Работа была тяжелая. В куцых зековских шапчонках, в ватниках без карманов, без всякого воротника, которые в отличие от телогрейки, называют «бушлатами», мы быстро стыли. Пока колотишь мерзлую землю или выгребаешь лопатой, холод нипочем, пар валит, но только поменялся со сменщиком, вылез из ямы и леденеешь. Площадка открытая — ветер мигом выдувает тепло, и зябко чувствуешь, что под одеждой ты какой-то особенно голый. Бежишь в избушку, к печке, очень быстро в клубах пара вваливается твой напарник, он уже выгреб землю, надо идти снова долбить, но какая же сила оторвет тебя от тепла? Только мент. Если он тут, ничего не поделаешь, Федя, надо — все на траншеях и на ямах. Но менту в шинелешке тоже холодно и уюту в нашей тесной кибитке мало, менты у нас не задерживались. А сами мы на трудовой фронт не рвались. Не было ни желания, ни интереса. Нас можно было только заставить работать. А кому из ментов охота торчать в мерзлых ямах? С Лыскова, конечно, требовали, он с нас, но что он с нас потребует? Где сядешь, там и слезешь — иди сам. Сам он тоже не хочет. Значит, компромисс — была бы видимость, лишь бы менты не рычали. Показуху эту мы отработали еще осенью: два человека поочередно копаются, остальные у печки. Это и есть работа по-зековски, не прикладая рук, в лес не убежит, и пропади все пропадом.
А на воле, не так ли? Если взять отношение к труду — точно такое же и на воле. Но там хоть платят, а у нас и этого стимула нет, мы работаем на хозяина, не за гроши, а в наказанье. Ну, а когда труд — наказание, кто ж добровольно себя наказывать будет? Это было бы ненормально, мазохизм какой-то, поэтому мы плевали на стройку с чистой совестью, и в нашем положении это было нормально.

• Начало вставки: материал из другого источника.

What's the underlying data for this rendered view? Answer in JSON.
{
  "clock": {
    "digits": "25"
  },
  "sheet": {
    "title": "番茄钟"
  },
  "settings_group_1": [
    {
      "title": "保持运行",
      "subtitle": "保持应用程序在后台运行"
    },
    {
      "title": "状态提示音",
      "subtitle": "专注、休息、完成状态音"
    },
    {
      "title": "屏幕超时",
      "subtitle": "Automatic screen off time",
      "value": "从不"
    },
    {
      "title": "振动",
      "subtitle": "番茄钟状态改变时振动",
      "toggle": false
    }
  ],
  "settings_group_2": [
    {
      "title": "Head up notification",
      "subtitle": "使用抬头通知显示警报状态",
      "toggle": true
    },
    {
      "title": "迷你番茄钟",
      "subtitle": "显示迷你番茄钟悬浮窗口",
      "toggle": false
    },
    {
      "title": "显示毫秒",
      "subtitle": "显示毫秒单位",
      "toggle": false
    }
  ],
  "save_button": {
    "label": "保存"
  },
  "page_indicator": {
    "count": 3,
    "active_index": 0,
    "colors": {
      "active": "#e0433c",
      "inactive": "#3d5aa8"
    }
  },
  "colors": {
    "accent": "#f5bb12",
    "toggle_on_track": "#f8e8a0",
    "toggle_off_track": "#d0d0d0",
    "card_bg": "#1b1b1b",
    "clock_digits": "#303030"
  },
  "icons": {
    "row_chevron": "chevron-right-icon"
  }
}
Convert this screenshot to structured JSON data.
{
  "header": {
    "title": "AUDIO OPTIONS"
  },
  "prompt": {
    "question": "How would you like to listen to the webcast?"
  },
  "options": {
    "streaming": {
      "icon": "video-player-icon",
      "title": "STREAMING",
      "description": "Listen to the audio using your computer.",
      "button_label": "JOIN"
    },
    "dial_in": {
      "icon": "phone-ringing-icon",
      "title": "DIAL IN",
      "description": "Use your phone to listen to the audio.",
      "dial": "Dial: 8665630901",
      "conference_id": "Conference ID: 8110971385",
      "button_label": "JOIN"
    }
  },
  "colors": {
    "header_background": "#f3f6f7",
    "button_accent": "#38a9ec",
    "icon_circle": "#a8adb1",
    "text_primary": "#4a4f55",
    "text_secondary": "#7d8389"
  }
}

Я вообще воспринимал такую работу как издевательство. Есть же 37 статья ИТК, в соответствии с ней работа должна представляться по специальности и образованию, с учетом личности, т. е. так, чтобы и на зоне человек мог работать по способности, с наибольшей пользой для общества. Правда, там сказано «по возможности». На нашей зоне такая возможность была. Сколько хочешь — экономистом на промке, в школе, в библиотеке, везде там были люди случайные, без образования, меня же не подпускали на пушечный выстрел. Нарочно держали на сетках, на ямах, где толку от меня ноль, зато можно было вдоволь надо мной покуражиться, был ты ученый, а теперь ты говно — и каждый зек, каждый прапор тебе это скажет. Что же я вкалывать буду? Нет, я буду крутиться, я палец о палец не ударю, не то, что лишний раз кайлом махать. Если они глумятся над моим правом на труд, то я не обязан трудиться. Можно заставить, но давить на сознательность в этих условиях, согласитесь, нелепо. Можно издеваться над человеком, но нельзя же требовать, чтобы он сам над собой издевался. Это надо быть таким же идиотом, как и те, кто так требует.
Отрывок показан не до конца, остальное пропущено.